Categorically trained pediatricians and internal medicine physicians believed that they were no better prepared to care for their patients than medicine-pediatrics-trained physicians. Regardless of their beliefs of their preparedness, medicine-pediatrics physicians in practice spend a significant majority of their time in the care of adults rather than children. Our findings indicate that this is not because of their perception of a lack of training or preparation in the care of children relative to categorically trained pediatricians. Other factors, including but not limited to patient demographic changes, reimbursement for care, and the job market, potentially play a significant role.
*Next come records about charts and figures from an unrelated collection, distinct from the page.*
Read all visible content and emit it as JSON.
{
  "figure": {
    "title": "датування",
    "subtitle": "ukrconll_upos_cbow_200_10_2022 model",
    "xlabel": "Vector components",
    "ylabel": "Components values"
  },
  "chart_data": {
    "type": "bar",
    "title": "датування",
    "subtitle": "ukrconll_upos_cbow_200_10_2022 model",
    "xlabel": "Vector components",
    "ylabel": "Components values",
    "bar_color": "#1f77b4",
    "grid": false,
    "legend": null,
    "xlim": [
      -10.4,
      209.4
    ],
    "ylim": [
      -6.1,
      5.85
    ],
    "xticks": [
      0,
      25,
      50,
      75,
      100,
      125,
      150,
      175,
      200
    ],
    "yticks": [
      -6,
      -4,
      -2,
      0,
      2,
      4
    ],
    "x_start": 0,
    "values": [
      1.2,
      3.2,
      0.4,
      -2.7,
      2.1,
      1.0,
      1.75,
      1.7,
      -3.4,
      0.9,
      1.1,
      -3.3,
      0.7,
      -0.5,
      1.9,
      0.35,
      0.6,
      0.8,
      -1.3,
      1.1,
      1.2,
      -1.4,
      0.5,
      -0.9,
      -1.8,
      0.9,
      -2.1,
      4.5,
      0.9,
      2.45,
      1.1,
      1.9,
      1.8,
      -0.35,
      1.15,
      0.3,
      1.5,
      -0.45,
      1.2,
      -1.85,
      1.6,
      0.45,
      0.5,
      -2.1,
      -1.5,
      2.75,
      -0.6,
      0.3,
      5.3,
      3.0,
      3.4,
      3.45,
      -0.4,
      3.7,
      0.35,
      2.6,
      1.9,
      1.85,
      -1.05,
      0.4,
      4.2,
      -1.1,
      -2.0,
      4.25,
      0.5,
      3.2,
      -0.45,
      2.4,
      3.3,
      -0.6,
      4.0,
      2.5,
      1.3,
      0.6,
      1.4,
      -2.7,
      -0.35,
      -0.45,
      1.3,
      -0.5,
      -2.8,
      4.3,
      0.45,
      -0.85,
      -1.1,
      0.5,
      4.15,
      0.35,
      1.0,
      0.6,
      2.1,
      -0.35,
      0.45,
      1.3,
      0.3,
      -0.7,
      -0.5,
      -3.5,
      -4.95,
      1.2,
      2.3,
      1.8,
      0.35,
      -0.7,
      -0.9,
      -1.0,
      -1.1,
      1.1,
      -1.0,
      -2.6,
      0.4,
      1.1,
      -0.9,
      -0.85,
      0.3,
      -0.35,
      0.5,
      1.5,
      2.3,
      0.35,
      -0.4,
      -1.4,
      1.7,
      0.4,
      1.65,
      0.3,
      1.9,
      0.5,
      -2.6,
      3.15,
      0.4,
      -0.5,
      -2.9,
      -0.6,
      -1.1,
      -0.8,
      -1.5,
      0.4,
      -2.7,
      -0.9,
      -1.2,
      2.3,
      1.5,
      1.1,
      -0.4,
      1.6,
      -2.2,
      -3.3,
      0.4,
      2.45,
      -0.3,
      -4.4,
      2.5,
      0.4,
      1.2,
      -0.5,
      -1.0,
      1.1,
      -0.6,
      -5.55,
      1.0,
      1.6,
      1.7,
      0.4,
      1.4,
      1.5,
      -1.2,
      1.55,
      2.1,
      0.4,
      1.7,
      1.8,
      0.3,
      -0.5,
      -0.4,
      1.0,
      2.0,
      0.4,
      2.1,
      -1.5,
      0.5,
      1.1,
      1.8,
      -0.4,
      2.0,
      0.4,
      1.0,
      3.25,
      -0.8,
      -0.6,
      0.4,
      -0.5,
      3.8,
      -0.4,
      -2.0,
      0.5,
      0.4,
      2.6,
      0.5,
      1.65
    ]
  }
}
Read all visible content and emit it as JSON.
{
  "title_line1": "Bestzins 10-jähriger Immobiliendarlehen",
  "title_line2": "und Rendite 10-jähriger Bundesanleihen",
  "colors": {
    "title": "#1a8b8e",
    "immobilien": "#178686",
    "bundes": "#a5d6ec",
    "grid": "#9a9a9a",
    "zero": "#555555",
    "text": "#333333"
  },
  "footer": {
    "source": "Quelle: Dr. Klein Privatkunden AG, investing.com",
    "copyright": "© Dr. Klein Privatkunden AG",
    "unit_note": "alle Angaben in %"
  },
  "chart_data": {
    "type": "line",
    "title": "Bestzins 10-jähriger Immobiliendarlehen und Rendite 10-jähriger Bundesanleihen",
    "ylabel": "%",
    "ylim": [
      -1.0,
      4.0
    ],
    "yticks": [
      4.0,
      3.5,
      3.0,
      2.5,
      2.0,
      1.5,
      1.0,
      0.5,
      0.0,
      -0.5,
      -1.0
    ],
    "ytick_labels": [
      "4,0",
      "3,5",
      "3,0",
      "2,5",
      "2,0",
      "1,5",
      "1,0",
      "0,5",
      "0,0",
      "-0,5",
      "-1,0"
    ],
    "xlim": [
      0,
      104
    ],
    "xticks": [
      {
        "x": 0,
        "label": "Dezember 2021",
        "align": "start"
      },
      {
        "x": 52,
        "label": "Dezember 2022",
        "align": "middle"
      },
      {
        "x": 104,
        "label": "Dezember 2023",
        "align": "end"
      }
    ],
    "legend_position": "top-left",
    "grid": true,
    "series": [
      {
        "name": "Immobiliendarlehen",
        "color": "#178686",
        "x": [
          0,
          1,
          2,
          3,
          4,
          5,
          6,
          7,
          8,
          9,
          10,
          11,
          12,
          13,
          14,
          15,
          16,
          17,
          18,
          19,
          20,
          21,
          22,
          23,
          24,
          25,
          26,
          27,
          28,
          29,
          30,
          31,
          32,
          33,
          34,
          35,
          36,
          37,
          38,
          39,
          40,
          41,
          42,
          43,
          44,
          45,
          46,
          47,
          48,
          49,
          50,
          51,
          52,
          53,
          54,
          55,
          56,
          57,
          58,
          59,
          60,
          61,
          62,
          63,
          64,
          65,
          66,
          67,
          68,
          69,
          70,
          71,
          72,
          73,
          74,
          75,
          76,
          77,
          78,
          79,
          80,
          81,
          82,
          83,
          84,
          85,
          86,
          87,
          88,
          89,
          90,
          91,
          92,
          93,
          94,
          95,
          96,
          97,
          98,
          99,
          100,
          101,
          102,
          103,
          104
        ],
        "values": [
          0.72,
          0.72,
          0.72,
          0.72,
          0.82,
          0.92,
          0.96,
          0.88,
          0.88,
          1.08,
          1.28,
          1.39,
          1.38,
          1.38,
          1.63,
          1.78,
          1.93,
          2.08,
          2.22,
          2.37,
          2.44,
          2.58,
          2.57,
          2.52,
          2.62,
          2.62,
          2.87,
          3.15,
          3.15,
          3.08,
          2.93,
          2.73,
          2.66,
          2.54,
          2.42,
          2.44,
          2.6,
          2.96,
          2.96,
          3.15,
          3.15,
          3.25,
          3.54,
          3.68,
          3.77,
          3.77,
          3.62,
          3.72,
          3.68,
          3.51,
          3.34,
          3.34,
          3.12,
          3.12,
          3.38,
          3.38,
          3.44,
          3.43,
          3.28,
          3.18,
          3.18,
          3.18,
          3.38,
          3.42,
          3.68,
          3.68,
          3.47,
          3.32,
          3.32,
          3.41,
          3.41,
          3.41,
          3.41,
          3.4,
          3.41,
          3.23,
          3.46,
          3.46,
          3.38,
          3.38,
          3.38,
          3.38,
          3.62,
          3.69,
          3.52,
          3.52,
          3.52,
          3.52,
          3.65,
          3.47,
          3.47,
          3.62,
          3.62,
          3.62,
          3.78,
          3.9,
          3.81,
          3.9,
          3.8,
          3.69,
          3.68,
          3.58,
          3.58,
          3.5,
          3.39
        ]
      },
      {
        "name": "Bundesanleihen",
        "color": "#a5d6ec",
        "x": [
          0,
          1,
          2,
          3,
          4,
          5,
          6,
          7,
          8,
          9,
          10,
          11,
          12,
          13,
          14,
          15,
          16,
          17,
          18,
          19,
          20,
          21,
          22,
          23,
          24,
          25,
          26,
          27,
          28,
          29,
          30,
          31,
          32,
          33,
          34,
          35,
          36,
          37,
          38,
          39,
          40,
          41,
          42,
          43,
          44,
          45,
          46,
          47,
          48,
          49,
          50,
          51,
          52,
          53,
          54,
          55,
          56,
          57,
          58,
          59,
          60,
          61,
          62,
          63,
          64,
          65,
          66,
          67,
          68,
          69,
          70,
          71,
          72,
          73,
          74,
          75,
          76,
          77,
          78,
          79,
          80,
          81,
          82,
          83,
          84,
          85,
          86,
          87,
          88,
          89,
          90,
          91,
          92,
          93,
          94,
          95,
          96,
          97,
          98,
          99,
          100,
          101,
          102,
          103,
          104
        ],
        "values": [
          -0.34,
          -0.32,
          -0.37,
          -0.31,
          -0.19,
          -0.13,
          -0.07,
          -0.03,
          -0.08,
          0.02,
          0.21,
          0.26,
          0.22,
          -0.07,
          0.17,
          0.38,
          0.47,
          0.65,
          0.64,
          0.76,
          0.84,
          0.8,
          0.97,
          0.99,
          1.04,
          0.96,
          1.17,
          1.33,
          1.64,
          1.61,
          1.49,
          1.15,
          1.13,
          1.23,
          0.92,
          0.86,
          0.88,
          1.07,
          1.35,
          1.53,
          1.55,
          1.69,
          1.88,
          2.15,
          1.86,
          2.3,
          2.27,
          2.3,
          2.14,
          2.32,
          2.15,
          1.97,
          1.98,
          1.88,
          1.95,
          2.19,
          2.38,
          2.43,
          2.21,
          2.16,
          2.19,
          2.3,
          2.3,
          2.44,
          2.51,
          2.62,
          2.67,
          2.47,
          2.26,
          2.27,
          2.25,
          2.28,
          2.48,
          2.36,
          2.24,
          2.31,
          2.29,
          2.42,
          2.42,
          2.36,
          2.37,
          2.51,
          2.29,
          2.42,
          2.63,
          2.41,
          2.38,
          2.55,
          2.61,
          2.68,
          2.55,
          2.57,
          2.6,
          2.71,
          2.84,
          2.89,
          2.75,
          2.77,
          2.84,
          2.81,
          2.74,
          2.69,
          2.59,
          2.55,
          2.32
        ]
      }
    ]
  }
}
本研究的目的是比较分类儿科和内科住院医师培训项目毕业生与儿内科培训项目毕业生对临床准备情况的认知,以及这些认知在近期毕业生和年长毕业生中是否存在差异。
2004年秋季进行了一项邮寄调查研究,分别随机抽取了245名和246名在1980年至1997年(年长毕业生)以及1998年至2003年(近期毕业生)期间申请或参加普通认证考试的内科医生,以及248名和247名在1980年至1997年(年长毕业生)以及1998年至2003年(近期毕业生)期间申请或参加普通认证考试的儿科医生。分析比较了近期一项针对儿内科医生的类似调查结果。
儿科医生的回复率为78%,内科医生的回复率为64%。接受分类培训的儿科医生比接受儿内科培训的医生更有可能报告他们为照顾婴儿做好了充分准备(65%对50%),但为照顾青少年做好充分培训的可能性较小(17%对45%)。接受分类培训的内科住院医师比接受儿内科培训的同行更不太可能觉得自己为照顾成人和老年人做好了充分准备。
接受分类培训的儿科医生和内科医生认为,他们在照顾患者方面并不比接受儿内科培训的医生准备得更好。无论他们对自己准备情况的看法如何,儿内科医生在实际工作中大部分时间都用于照顾成人而非儿童。我们的研究结果表明,这并非因为他们认为相对于接受分类培训的儿科医生,自己在照顾儿童方面缺乏培训或准备。其他因素,包括但不限于患者人口结构变化、医疗费用报销和就业市场,可能起到了重要作用。